Tal como a de Tibério, a história de Nero – ou pelo menos do seu reinado inicial – está inseparavelmente misturada com a da sua mãe. No entanto, ao contrário da mãe de Tibério, Lívia, que era uma operadora política ponderada e calculista, a mãe de Nero, Júlia Agripina Menor, mas conhecida como Agripina, a Jovem, era uma tirana cruel e descarada, ambiciosa até à doença e destituída tanto de escrúpulos como de qualquer vestígio de remorsos. E por isso, no topo da gigantesca lista de crimes perpetrados por Nero está a acusação de matricídio. Ele orquestrou de facto o homicídio da sua própria mãe, mas apesar do assassinato de familiares directos estar, e ter estado sempre, entre os crimes mais hediondos que se podem cometer, neste caso particular o tenebroso acto pode muito bem ter sido apenas prudente.
Agripina era impiedosa. Tinha crescido num antro de víboras e de intrigas familiares e de assassinatos políticos, onde ninguém era poupado e a constante ameaça de morte lançava uma sombra sobre todos os comportamentos; onde uma palavra errada, ou mesmo um olhar equívoco, poderia significar a desgraça. Neste ambiente volátil, dramático e sanguinolento, Agripina tornou-se uma mulher formidavelmente violenta e cruel.

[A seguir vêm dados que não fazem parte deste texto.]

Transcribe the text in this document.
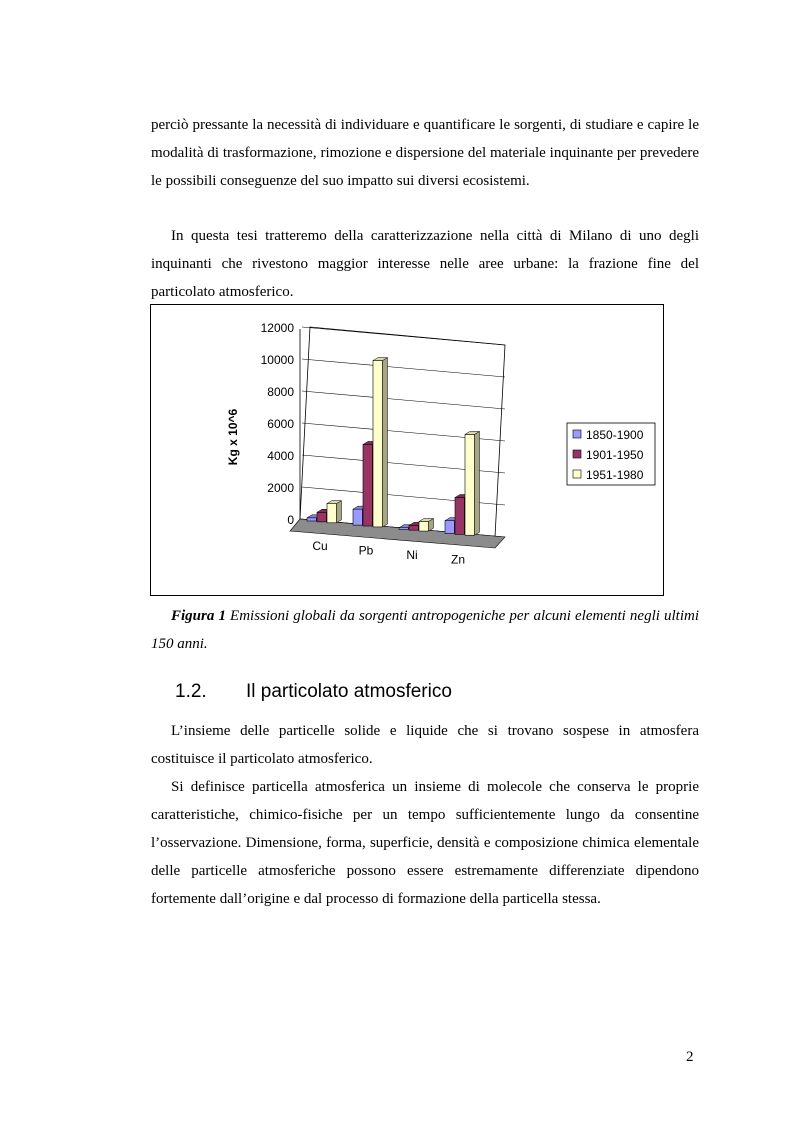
perciò pressante la necessità di individuare e quantificare le sorgenti, di studiare e capire le modalità di trasformazione, rimozione e dispersione del materiale inquinante per prevedere le possibili conseguenze del suo impatto sui diversi ecosistemi.

In questa tesi tratteremo della caratterizzazione nella città di Milano di uno degli inquinanti che rivestono maggior interesse nelle aree urbane: la frazione fine del particolato atmosferico.

Kg x 10^6
0
2000
4000
6000
8000
10000
12000
Cu	Pb	Ni	Zn
1850-1900
1901-1950
1951-1980

Figura 1 Emissioni globali da sorgenti antropogeniche per alcuni elementi negli ultimi 150 anni.

1.2. Il particolato atmosferico

L’insieme delle particelle solide e liquide che si trovano sospese in atmosfera costituisce il particolato atmosferico.

Si definisce particella atmosferica un insieme di molecole che conserva le proprie caratteristiche, chimico-fisiche per un tempo sufficientemente lungo da consentine l’osservazione. Dimensione, forma, superficie, densità e composizione chimica elementale delle particelle atmosferiche possono essere estremamente differenziate dipendono fortemente dall’origine e dal processo di formazione della particella stessa.

2
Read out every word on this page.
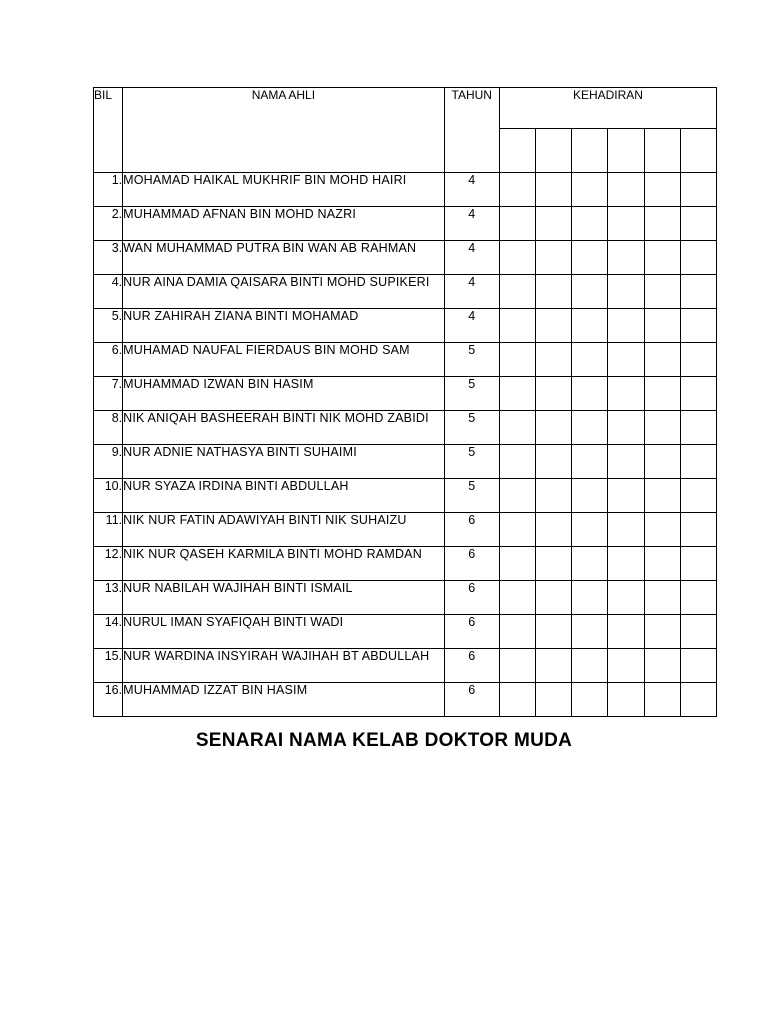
BIL	NAMA AHLI	TAHUN	KEHADIRAN					

1.	MOHAMAD HAIKAL MUKHRIF BIN MOHD HAIRI	4						
2.	MUHAMMAD AFNAN BIN MOHD NAZRI	4						
3.	WAN MUHAMMAD PUTRA BIN WAN AB RAHMAN	4						
4.	NUR AINA DAMIA QAISARA BINTI MOHD SUPIKERI	4						
5.	NUR ZAHIRAH ZIANA BINTI MOHAMAD	4						
6.	MUHAMAD NAUFAL FIERDAUS BIN MOHD SAM	5						
7.	MUHAMMAD IZWAN BIN HASIM	5						
8.	NIK ANIQAH BASHEERAH BINTI NIK MOHD ZABIDI	5						
9.	NUR ADNIE NATHASYA BINTI SUHAIMI	5						
10.	NUR SYAZA IRDINA BINTI ABDULLAH	5						
11.	NIK NUR FATIN ADAWIYAH BINTI NIK SUHAIZU	6						
12.	NIK NUR QASEH KARMILA BINTI MOHD RAMDAN	6						
13.	NUR NABILAH WAJIHAH BINTI ISMAIL	6						
14.	NURUL IMAN SYAFIQAH BINTI WADI	6						
15.	NUR WARDINA INSYIRAH WAJIHAH BT ABDULLAH	6						
16.	MUHAMMAD IZZAT BIN HASIM	6						
SENARAI NAMA KELAB DOKTOR MUDA
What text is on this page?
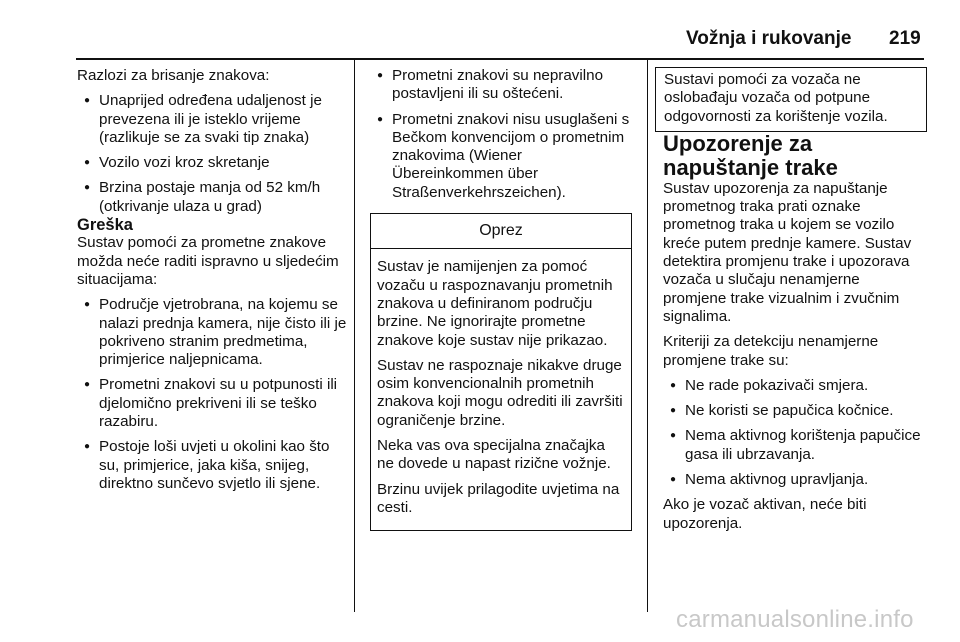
Vožnja i rukovanje 219

Razlozi za brisanje znakova:

● Unaprijed određena udaljenost je prevezena ili je isteklo vrijeme (razlikuje se za svaki tip znaka)
● Vozilo vozi kroz skretanje
● Brzina postaje manja od 52 km/h (otkrivanje ulaza u grad)

Greška

Sustav pomoći za prometne znakove možda neće raditi ispravno u sljedećim situacijama:

● Područje vjetrobrana, na kojemu se nalazi prednja kamera, nije čisto ili je pokriveno stranim predmetima, primjerice naljepnicama.
● Prometni znakovi su u potpunosti ili djelomično prekriveni ili se teško razabiru.
● Postoje loši uvjeti u okolini kao što su, primjerice, jaka kiša, snijeg, direktno sunčevo svjetlo ili sjene.
● Prometni znakovi su nepravilno postavljeni ili su oštećeni.
● Prometni znakovi nisu usuglašeni s Bečkom konvencijom o prometnim znakovima (Wiener Übereinkommen über Straßenverkehrszeichen).
Oprez

Sustav je namijenjen za pomoć vozaču u raspoznavanju prometnih znakova u definiranom području brzine. Ne ignorirajte prometne znakove koje sustav nije prikazao.

Sustav ne raspoznaje nikakve druge osim konvencionalnih prometnih znakova koji mogu odrediti ili završiti ograničenje brzine.

Neka vas ova specijalna značajka ne dovede u napast rizične vožnje.

Brzinu uvijek prilagodite uvjetima na cesti.

Sustavi pomoći za vozača ne oslobađaju vozača od potpune odgovornosti za korištenje vozila.

Upozorenje za napuštanje trake

Sustav upozorenja za napuštanje prometnog traka prati oznake prometnog traka u kojem se vozilo kreće putem prednje kamere. Sustav detektira promjenu trake i upozorava vozača u slučaju nenamjerne promjene trake vizualnim i zvučnim signalima.

Kriteriji za detekciju nenamjerne promjene trake su:

● Ne rade pokazivači smjera.
● Ne koristi se papučica kočnice.
● Nema aktivnog korištenja papučice gasa ili ubrzavanja.
● Nema aktivnog upravljanja.

Ako je vozač aktivan, neće biti upozorenja.

carmanualsonline.info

Tendo sobrevivido quase por milagre aos reinados de Tibério e Calígula, foi de alguma forma capaz de convencer o seu próprio tio, Cláudio, a casar-se com ela e a adoptar Nero, filho de um casamento anterior. Tratava-se de uma união escandalosa, mesmo nos padrões permissivos da Roma do primeiro século. A perspicácia política e a impiedade de Agripina podem ser deduzidas do facto de, nos curtos anos seguintes, ter elevado Nero para uma posição onde ele era abertamente favorecido, até acima do filho biológico de Cláudio, Britânico; e que, quando essa posição começou a parecer instável, ela tenha envenenado o marido. Diz-se que Nero, iniciando o seu reinado de terror conforme pretendia que ele continuasse, violou repetidamente Britânico antes de o ter envenenado num banquete público.
Teria sido considerado abominável, apenas uma geração antes, que um adolescente de dezassete anos assumisse todas as honras e títulos acumulados por Augusto e seus herdeiros. Tal foi a decadência institucional e consuetudinária da Roma deste período, que o senado obsequioso parece nem sequer ter questionado seriamente esta última transição de poder. Todos os leões entre aqueles que outrora poderiam ter oferecido resistência à elevação de Nero a César estavam agora debaixo de terra. Assim, a única ameaça real e legítima ao seu governo era a própria Agripina.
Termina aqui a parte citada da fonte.